Al centro del farraginoso intreccio resta Nikolaj Vsevodolovi Stavrogin, una delle indimenticabili creazioni dostevskiane, figlio di Varvara Petrovna, gentildonna pietroburghese, il quale non si lascia incantare dalle mire di Pëtr Stepanovi Verchovenskij che vorrebbe porlo a capo della tentata sedizione rivoluzionaria, ma sembra giocare all’interno della vicenda un ruolo tutto suo, di volta in volta assecondando chi lo circonda o disilludendolo, secondo un comportamento quasi schizoide che deriva da una sostanziale amoralità, non priva tuttavia di un fondo di estrema consapevolezza che lo porterà infine a togliersi la vita. Il suo non sarà certo il suicidio di Aleksej Nili Kirillov, teso a voler dimostrare l’inesistenza di Dio, quanto piuttosto il gesto disperato di chi sente come un peso insopportabile la responsabilità della colpa confessata in un passo memorabile allo starec Semën Jakovlevi Tichon: lo stupro di una ragazzina.
I demoni, pur conservando l’impianto ottocentesco del “romanzo di conversazione”, nel quale i fatti sono quasi sempre filtrati a posteriori dal dialogo dei presenti, in realtà lo stravolge con la dilatazione dei tempi narrativi e dei monologhi, fino a raggiungere una dimensione abnorme e talvolta incontrollata, anche a causa delle divagazioni dell’anonimo cronista, come invece non accadrà nel capolavoro successivo, il supremo I fratelli Karamazov.
Anche il ritratto dei personaggi principali viene sbozzato attraverso progressive inquadrature risultando spesso non perfettamente compiuto: basti pensare a Ivan Pavlovi Šatov, ex servo della gleba cresciuto nelle cucine della Petrovna, fra i cospiratori il più tormentato dal punto di vista religioso, o a sua sorella Dar’ja, sperduta anima buona nel covo di belve in cui si trova.

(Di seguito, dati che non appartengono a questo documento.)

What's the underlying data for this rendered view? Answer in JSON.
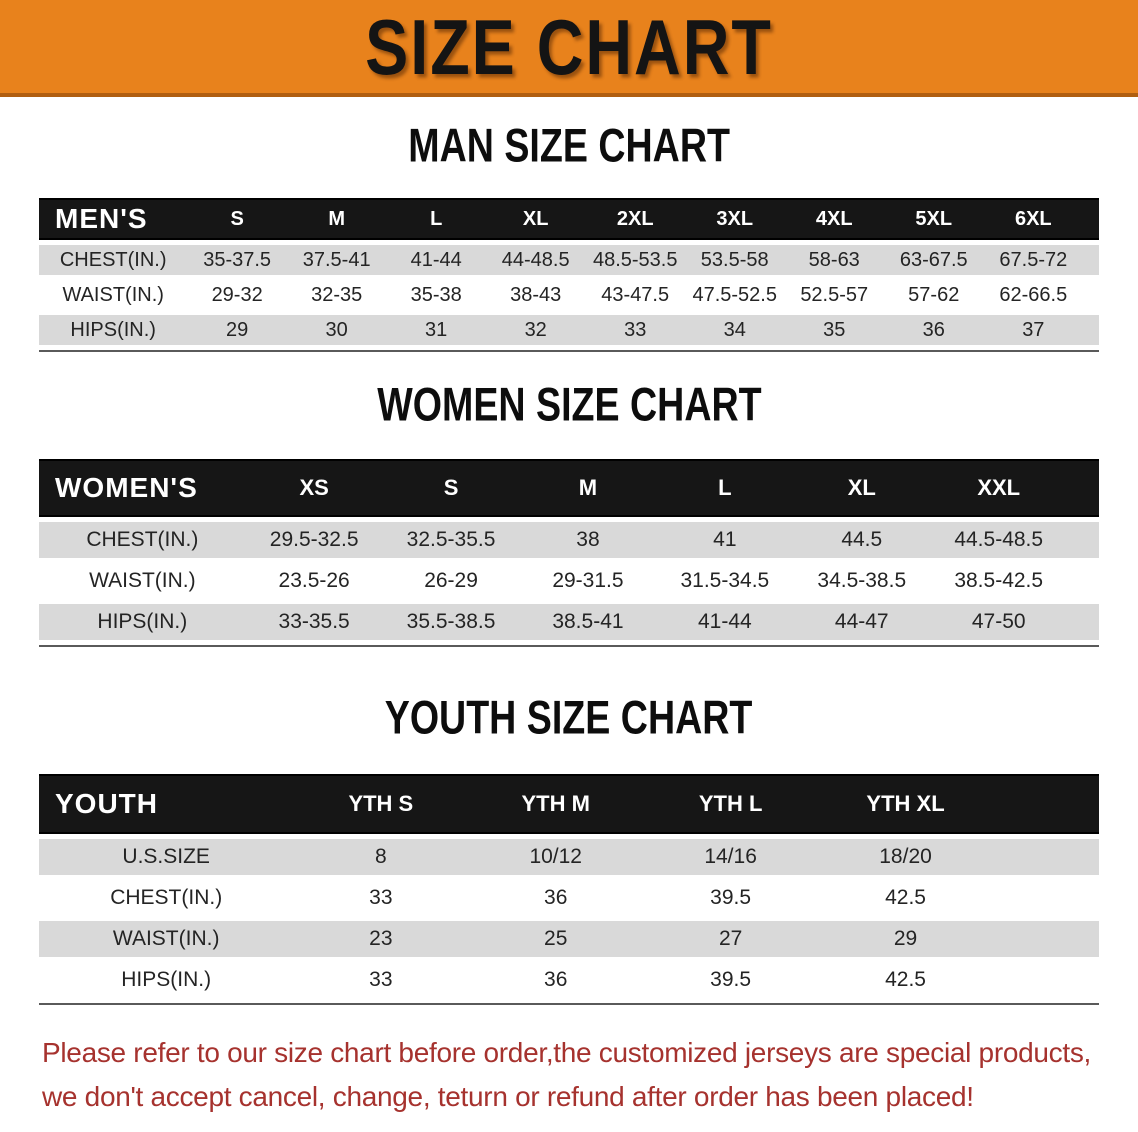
{
  "banner": {
    "title": "SIZE CHART"
  },
  "sections": [
    {
      "heading": "MAN SIZE CHART",
      "table": {
        "header_label": "MEN'S",
        "columns": [
          "S",
          "M",
          "L",
          "XL",
          "2XL",
          "3XL",
          "4XL",
          "5XL",
          "6XL"
        ],
        "rows": [
          {
            "label": "CHEST(IN.)",
            "values": [
              "35-37.5",
              "37.5-41",
              "41-44",
              "44-48.5",
              "48.5-53.5",
              "53.5-58",
              "58-63",
              "63-67.5",
              "67.5-72"
            ]
          },
          {
            "label": "WAIST(IN.)",
            "values": [
              "29-32",
              "32-35",
              "35-38",
              "38-43",
              "43-47.5",
              "47.5-52.5",
              "52.5-57",
              "57-62",
              "62-66.5"
            ]
          },
          {
            "label": "HIPS(IN.)",
            "values": [
              "29",
              "30",
              "31",
              "32",
              "33",
              "34",
              "35",
              "36",
              "37"
            ]
          }
        ]
      }
    },
    {
      "heading": "WOMEN SIZE CHART",
      "table": {
        "header_label": "WOMEN'S",
        "columns": [
          "XS",
          "S",
          "M",
          "L",
          "XL",
          "XXL"
        ],
        "rows": [
          {
            "label": "CHEST(IN.)",
            "values": [
              "29.5-32.5",
              "32.5-35.5",
              "38",
              "41",
              "44.5",
              "44.5-48.5"
            ]
          },
          {
            "label": "WAIST(IN.)",
            "values": [
              "23.5-26",
              "26-29",
              "29-31.5",
              "31.5-34.5",
              "34.5-38.5",
              "38.5-42.5"
            ]
          },
          {
            "label": "HIPS(IN.)",
            "values": [
              "33-35.5",
              "35.5-38.5",
              "38.5-41",
              "41-44",
              "44-47",
              "47-50"
            ]
          }
        ]
      }
    },
    {
      "heading": "YOUTH SIZE CHART",
      "table": {
        "header_label": "YOUTH",
        "columns": [
          "YTH S",
          "YTH M",
          "YTH L",
          "YTH XL"
        ],
        "rows": [
          {
            "label": "U.S.SIZE",
            "values": [
              "8",
              "10/12",
              "14/16",
              "18/20"
            ]
          },
          {
            "label": "CHEST(IN.)",
            "values": [
              "33",
              "36",
              "39.5",
              "42.5"
            ]
          },
          {
            "label": "WAIST(IN.)",
            "values": [
              "23",
              "25",
              "27",
              "29"
            ]
          },
          {
            "label": "HIPS(IN.)",
            "values": [
              "33",
              "36",
              "39.5",
              "42.5"
            ]
          }
        ]
      }
    }
  ],
  "disclaimer": {
    "line1": "Please refer to our size chart before order,the customized jerseys are special products,",
    "line2": "we don't accept cancel, change, teturn or refund after order has been placed!"
  },
  "colors": {
    "banner_bg": "#E8821C",
    "banner_edge": "#B05E10",
    "header_row_bg": "#161616",
    "stripe_row_bg": "#D9D9D9",
    "disclaimer_text": "#A6322E",
    "heading_text": "#0D0D0D"
  }
}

Fra incendi, feste, duelli e impiccagioni, senza trattenere la tentazione sarcastica che rifulge in controluce nel ritratto dello scrittore Karmasinov, perfida parodia di Turgenev, il romanzo avanza per accumulo narrativo svolgendo gli interrogativi eterni sui quali l’autore sempre si misurò: se Dio non esistesse tutto sarebbe potenzialmente lecito, se invece ci fosse di ogni nostra azione dovremmo render conto. Quando Tichon prova a dirlo a Stavrogin, questi non fa che liquidarlo in modo beffardo: «Maledetto psicologo!».